When running with performance governor, freq must be highest.

Can you add CPUFREQ_ENABLED="no" in /etc/sysconfig/powersave/cpufreq and try some things manually, pls.

First, is this phenomenon always happening or does it only happen after some time?

Try to load the cpufreq driver by hand (modprobe speedstep-centrino, if this does not work it should be modprobe acpi).

Venkatesh, do you know about this one?
Load governors by hand: modprobe userspace;modprobe ondemand;modprobe performance

cd /sys/devices/system/cpu/cpu0/cpufreq
echo ondemand >scaling_governor (does cpu get switched up and down on CPU load?)
Let it stay down and try:
echo performance >scaling_governor

Is the machine on lowest freq now?
If yes, we hit the bug.
Does echo userspace >scaling_govornor;echo 2266000 >scaling_setspeed switch up to highest freq now?
If yes, do echo ondemand >scaling_governor  (does cpu get switched up and down?)
Comment 11 Thomas Renninger 2006-10-31 12:38:29 UTC
You may want to use:
watch -n1 cat /sys/devices/system/cpu/cpu0/cpufreq/{scaling_cur_freq,scaling_max_freq}
to watch the frequency changing...
Comment 12 Magnus Boman 2006-10-31 21:22:10 UTC
>>Can you add CPUFREQ_ENABLED="no" in /etc/sysconfig/powersave/cpufreq and try
>>some things manually, pls.
This doesn't work. I had to manually comment out the loading of speedstep-centrino etc in /etc/init.d/acpid (lines 180 and 181)
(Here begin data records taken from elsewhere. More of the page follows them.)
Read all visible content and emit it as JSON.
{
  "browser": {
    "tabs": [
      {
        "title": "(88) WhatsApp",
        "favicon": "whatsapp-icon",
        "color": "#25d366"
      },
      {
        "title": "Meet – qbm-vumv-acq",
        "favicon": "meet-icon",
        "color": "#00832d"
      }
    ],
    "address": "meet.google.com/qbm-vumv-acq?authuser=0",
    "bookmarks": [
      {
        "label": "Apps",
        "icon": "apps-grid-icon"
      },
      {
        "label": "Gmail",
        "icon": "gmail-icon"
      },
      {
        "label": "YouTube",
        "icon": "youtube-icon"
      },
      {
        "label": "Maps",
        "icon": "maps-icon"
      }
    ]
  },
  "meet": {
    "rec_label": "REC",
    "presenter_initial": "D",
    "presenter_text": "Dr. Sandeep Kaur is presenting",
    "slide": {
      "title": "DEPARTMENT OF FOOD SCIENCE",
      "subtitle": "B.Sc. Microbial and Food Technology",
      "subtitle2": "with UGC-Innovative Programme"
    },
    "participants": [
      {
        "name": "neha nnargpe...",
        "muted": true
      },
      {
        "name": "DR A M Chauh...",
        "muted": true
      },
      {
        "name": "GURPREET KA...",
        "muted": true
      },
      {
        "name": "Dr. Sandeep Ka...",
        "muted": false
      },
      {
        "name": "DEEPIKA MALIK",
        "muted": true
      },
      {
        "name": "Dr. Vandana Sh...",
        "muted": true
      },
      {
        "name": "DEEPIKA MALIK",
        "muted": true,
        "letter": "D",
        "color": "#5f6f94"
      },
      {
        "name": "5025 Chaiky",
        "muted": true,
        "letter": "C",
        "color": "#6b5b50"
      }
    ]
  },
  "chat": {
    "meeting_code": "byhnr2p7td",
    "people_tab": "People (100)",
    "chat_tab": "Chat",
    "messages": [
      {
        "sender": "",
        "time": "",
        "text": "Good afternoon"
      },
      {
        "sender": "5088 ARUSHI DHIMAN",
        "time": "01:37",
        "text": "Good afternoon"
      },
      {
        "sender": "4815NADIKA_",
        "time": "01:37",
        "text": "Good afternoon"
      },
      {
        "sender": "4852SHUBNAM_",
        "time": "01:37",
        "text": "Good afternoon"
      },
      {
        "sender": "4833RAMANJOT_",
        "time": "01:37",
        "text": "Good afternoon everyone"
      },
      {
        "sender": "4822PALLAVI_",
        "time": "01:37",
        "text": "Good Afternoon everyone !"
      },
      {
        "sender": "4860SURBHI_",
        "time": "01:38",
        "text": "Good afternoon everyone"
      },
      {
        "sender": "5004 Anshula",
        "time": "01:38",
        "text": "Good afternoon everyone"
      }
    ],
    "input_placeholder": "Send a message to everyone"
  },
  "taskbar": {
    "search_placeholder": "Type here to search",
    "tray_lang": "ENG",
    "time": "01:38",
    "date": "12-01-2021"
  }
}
>>First, is this phenomenon always happening or does it only happen after some
>>time?
It happens every time

>>Try to load the cpufreq driver by hand (modprobe speedstep‑centrino, if this
>>does not work it should be modprobe acpi).
After modprobe, CPU freq. is on 100%

>>Load governors by hand: modprobe userspace;modprobe ondemand;modprobe
>>performance
mblxws01:/home/mboman # modprobe userspace;modprobe ondemand;modprobe performance
FATAL: Module userspace not found.
FATAL: Module ondemand not found.
FATAL: Module performance not found.

>>cd /sys/devices/system/cpu/cpu0/cpufreq
>>echo ondemand >scaling_governor (does cpu get switched up and down on CPU
>>load?)
Yes, CPU is switched up and down

>>Let it stay down and try:
>>echo performance >scaling_governor
>>Is the machine on lowest freq now?
>>If yes, we hit the bug.
No, CPU freq goes to 100% and stays there

>>Does echo userspace >scaling_govornor;echo 2266000 >scaling_setspeed switch up
>>to highest freq now?
CPU is already on max freq. echo'ing 800000 will set it to min freq. Then I can switch it back to max with echo'ing 2266000

>>If yes, do echo ondemand >scaling_governor  (does cpu get switched up and
>>down?)
Setting it to ondemand makes it switch up and down


It seems that if I make one manual change to the governor, it will behave as it should.
Comment 13 Magnus Boman 2006-10-31 23:53:07 UTC
Just noticed the following behaviour:

Running on AC - Set the governor to ondemand
Unplug the AC - Scaling still works as expected
Plug in the AC - Governor changes to performance and freq is running constantly on 100%
Comment 14 Holger Macht 2006-11-15 12:24:22 UTC
Thomas, any further ideas? Because I cannot help you much here, I'll reassigning the bug to you, sorry ;-)
Comment 15 Magnus Boman 2006-11-19 10:33:17 UTC
I still have this issue in Beta2Plus
Comment 16 Magnus Boman 2006-11-19 10:48:58 UTC
Hmm.. It seems that what is happening now is;

When I start a program that is cpu intensive, the cpu switches up to highest frequency for a little while (around 5 seconds), then it switches back to the lowest. The program may still be taking all resources, but the cpu remains on lowest frequency.
Comment 17 Venkatesh Pallipadi 2006-11-19 15:44:50 UTC
Does this happen only when you run some CPU intensive workload?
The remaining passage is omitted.